In 1948, a Soviet-Mongolian expedition found the remains of a small theropod in the Gobi Desert near Nemegt. In 1987 the find was reported by Sergei Kurzanov and later that year discussed by Halszka Osmolska who suggested it could represent a specimen of the troodontid Borogovia.

Later Osmolska understood it was a species new to science. It was formalized by Kurzanov and Osmolska in 1991 as Tochisaurus nemegtensis. The generic name is derived from Mongolian toch', "ostrich", in reference to the fact that the foot, like with that bird, is functionally didactyl, i.e. has only two weight-bearing toes. The specific name refers to the Nemegt.

Its holotype fossil, PIN 551-224, was found in a layer of the Nemegt Formation, dating from the early Maastrichtian, about 69 million years old. It consists solely of the (left) metatarsus, the first discovered of an Asian troodontid. The first metatarsal is missing. The top of the fossil shows some damage that was originally somewhat inexpertly restored.

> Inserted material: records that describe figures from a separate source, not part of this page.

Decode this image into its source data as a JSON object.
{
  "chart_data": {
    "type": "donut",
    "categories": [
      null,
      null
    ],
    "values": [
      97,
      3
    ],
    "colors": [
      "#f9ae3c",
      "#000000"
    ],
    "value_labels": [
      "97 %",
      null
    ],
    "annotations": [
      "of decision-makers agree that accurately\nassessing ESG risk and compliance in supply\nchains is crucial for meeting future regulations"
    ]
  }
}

Tochisaurus is a bipedal dinosaur. The metatarsus has a length of 242 millimetres, showing it was a relatively large troodontid. The second metatarsal, 222 millimetres long, is very reduced and narrow. The joint surface on top of the metatarsus is sloped forward and downward.

Based on the partial fossils, Tochisaurus is thought to have been a member of the Troodontidae.